G7 tartışmalarla başladı
En büyük yedi sanayi devletini Kanada'da bir araya getiren G7 zirvesi öncesinde katılımcıların bir kısmı ABD'nin ekonomi ve dış politikadaki başına buyruk tutumuna sert eleştiriler yöneltti. Trump eleştirileri kabul etmedi. Batı'nın değerler topluluğu parçalanıyor mu?
Tek çare, Trump'ı fikirlerinden caydırmak
The Times, altı G7 devleti zirvede Trump'ı dünya ticaretine düşman tutumundan vazgeçirmek için ellerinden geleni yapmalı, diyor:
“Donald Trump'ın korumacılık siyasetiyle durduk yerde küresel büyümeyi zayıflatması zaten yeterince kötü. Ama daha da kötüsü, ABD başkanının dünyanın en güçlü ülkesi olarak çok taraflı düzenlemelere uymayacağının sinyalini vermesi. G7'nin altı devleti, yedinci devletin işlemediğine inandığı bir sistemi savunmakla meşgul. Bu yüzden zirveden beklentiler oldukça düşük. Ama bundan kötüsü zaten olamaz.

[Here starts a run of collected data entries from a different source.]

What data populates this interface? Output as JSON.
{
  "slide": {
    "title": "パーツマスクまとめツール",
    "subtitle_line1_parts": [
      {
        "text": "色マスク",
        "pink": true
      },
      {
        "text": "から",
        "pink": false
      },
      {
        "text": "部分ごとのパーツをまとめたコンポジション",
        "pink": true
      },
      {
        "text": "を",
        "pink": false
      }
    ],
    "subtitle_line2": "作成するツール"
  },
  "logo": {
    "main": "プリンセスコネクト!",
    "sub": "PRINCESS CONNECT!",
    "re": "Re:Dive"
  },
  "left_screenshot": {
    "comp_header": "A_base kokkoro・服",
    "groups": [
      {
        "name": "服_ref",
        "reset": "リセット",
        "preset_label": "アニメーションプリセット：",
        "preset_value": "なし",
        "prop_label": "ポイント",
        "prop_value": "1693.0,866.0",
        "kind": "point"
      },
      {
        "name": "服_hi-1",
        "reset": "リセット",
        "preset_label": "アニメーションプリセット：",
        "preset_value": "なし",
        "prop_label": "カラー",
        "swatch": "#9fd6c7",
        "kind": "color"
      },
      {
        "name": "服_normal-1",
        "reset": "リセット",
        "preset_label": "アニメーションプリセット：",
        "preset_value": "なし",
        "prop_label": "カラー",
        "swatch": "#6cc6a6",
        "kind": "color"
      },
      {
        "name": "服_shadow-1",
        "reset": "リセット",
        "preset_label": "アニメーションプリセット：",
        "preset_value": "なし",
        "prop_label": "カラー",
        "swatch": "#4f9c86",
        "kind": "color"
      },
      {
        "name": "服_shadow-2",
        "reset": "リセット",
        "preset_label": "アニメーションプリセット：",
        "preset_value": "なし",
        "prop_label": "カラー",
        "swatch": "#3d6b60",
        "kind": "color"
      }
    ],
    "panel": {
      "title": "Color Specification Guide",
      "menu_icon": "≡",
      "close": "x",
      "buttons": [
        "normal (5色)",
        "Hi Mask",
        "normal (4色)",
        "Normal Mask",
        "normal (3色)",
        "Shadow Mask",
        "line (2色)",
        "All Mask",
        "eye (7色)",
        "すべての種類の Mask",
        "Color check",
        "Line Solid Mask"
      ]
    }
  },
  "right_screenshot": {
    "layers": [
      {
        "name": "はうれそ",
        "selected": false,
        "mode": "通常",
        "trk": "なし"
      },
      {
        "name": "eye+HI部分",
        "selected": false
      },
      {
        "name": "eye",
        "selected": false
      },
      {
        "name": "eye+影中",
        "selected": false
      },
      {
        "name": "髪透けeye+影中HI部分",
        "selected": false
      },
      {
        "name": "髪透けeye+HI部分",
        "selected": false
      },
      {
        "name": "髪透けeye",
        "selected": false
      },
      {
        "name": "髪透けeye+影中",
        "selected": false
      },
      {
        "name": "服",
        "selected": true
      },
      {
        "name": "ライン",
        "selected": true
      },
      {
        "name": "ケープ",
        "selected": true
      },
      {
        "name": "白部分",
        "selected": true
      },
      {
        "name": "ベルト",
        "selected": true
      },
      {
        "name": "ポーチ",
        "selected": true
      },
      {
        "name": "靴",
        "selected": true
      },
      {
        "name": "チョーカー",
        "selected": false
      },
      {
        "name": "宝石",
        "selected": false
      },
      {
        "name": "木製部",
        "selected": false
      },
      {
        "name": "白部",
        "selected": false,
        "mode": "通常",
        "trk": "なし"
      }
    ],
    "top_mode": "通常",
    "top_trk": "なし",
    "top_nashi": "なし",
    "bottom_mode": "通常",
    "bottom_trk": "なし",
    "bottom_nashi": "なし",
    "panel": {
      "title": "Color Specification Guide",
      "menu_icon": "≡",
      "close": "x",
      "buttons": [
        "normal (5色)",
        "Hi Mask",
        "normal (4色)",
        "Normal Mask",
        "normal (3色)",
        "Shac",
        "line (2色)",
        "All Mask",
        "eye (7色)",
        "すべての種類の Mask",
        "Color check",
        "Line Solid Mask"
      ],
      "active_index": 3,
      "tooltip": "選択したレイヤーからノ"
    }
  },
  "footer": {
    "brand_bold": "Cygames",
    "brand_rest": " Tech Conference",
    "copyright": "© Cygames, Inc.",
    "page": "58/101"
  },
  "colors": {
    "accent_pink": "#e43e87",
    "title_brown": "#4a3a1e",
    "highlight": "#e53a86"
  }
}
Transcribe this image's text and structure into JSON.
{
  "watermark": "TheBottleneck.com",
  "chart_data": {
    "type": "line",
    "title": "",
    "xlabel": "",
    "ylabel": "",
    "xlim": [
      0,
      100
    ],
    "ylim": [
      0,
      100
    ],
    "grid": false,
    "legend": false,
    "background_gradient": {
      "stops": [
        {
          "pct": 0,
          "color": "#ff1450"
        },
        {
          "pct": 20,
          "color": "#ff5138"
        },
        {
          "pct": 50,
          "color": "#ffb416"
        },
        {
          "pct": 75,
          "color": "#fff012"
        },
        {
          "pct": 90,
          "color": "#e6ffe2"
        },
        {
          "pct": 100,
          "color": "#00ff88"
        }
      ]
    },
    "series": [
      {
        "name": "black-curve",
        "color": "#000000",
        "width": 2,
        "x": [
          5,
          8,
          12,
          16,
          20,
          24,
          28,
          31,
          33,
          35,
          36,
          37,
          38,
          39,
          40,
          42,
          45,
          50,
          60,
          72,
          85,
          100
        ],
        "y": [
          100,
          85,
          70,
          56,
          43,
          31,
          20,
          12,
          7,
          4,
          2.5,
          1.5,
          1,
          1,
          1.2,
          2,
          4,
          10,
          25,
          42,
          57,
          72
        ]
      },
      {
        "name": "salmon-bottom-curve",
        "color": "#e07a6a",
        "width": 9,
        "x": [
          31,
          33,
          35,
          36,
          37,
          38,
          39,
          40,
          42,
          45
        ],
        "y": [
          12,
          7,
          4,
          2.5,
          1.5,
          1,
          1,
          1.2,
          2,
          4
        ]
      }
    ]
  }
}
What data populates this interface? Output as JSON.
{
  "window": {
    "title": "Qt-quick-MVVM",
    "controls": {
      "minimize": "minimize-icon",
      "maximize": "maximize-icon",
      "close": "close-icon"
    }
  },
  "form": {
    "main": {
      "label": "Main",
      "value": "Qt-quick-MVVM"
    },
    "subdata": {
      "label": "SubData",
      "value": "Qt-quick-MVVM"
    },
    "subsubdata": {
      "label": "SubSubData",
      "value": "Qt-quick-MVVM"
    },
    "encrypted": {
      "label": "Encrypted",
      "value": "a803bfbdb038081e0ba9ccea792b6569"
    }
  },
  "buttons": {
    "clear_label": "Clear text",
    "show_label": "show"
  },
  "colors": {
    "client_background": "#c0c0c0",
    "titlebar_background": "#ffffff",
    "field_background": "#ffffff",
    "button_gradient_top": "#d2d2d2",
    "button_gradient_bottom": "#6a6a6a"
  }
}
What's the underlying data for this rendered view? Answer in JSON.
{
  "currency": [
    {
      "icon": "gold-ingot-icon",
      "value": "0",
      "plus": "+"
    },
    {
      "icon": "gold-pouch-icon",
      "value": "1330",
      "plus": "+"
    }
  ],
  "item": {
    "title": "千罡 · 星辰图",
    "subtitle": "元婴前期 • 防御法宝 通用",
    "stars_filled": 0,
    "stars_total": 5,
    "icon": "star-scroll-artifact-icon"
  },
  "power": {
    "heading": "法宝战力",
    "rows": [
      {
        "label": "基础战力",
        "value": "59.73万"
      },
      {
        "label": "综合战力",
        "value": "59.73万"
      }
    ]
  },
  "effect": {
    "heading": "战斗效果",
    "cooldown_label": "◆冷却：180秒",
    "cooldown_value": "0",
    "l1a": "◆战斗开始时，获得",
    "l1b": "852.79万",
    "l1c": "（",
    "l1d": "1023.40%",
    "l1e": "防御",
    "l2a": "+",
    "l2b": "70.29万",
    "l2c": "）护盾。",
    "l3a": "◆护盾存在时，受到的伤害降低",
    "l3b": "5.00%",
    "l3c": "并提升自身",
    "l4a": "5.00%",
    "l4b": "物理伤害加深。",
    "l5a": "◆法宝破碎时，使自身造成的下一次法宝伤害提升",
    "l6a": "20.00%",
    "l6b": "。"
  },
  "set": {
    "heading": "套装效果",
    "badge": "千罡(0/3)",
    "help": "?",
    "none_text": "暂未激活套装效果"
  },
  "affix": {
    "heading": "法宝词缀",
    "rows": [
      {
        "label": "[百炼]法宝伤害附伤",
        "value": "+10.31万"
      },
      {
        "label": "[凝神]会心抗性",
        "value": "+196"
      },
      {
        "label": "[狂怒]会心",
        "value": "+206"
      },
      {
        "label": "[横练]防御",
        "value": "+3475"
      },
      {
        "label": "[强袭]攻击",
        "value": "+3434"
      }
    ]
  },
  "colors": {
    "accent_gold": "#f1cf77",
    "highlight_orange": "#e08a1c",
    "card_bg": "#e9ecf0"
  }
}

Mevkidaşları Trump'ın fikirlerini değiştirmek için ne gerekiyorsa yapmak zorunda.”
Elveda Batı'nın değerler topluluğu
Die Presse'ye göre G7 önemini yitirdi:
“Quebec'te Lawrence Nehri üzerindeki romantik lüks bir otelde yapılan G7 zirvesi, ekonomi devlerinin arasında onyıllardır süren işbirliği ve güvenin cenaze törenine benziyor. Eskiden de alınan kararlar hep muğlak, fotoğraflardaki gülümsemeler hep zorakiydi. Ama Irak Savaşı sırasında bile temel konularda ortak kararlar alınmıştı. G20 Çin'in yükselişiyle daha da önemli bir platform olmuştu olmasına, ama Çin'e ve Moskova'ya karşı bir duruş sergileyebilmek için bir değerler birliği olarak G7'ye de ihtiyaç vardı. Şimdi Amerika bunu devam ettirmek yerine eski partnerlerine ihanet ediyor ve onları ne yapacaklarını çok iyi bilen otokratların kucağına itiyor. Trump için bir hezimet bu, ... ama onun zayıflattığı ve sildiği Batılı değerler için de bir hezimet.”
Nasıl bir direnme kararlılığı gösterilecek?
Diena, Trump başkanlığındaki ABD'nin politikalarına baktığımızda zirvenin başarılı olacağını söylemek mümkün değil, diyor:
“ABD ve diğer G7 ülkeleri arasındaki çelişkiler yüzünden bu zirvede tarafların maalesef sadece kendi aralarındaki ilişkilere yoğunlaşması söz konusu olabilir. Bu durumda zirvenin bir sonuç bildirgesi bile olmayabilir. ... G7 zirvesi bize zengin Batılı ülkelerin ABD'nin geleceği adına ekonomilerinden ve refahlarlarından ne ölçüde feragat etmeye hazır olduklarını gösterebilir. ... Şimdi cevaplanması gereken soru şu: Açıkça dile getirilen Beyaz Saray'a direnme kararlılığı savaşçı bir söylemden mi ibaret, yoksa gerçek bir iradenin mi göstergesi?”
Bütün suç Trump'a yüklenmemeli
Lidové noviny, G7 zirvesinde Berlin ile Washington arasındaki uçurumun daha da derinleşmesinden endişeli:
“Trump'ın seçim vaadlerini gerçekleştirmesine şaşıran Almanya, şimdi de ABD'nin Berlin büyükelçisinden şikayetçi. Tamam, adı geçen büyükelçi Richard Grenell bir aziz değil, ama Obama'nın büyükelçileri de tarafsız değildi. Almanya'da ABD'yle ortak yönler ve farkılıklar üzerine bir tartışma yürütülmeli. Ama buna evet diyenler azınlıkta. Bunlardan biri de Münih Güvenlik Konferansı Başkanı Ischinger. Bütün suçu Trump'a atmanın doğru olmadığını söyleyen Ischinger, Avrupa'da 1914 öncesi söylemlere geri dönerek Trump'ın teokratik İran'dan ve komünist Çin'den daha beter olduğu söylenecek olursak vay halimize, diyor.”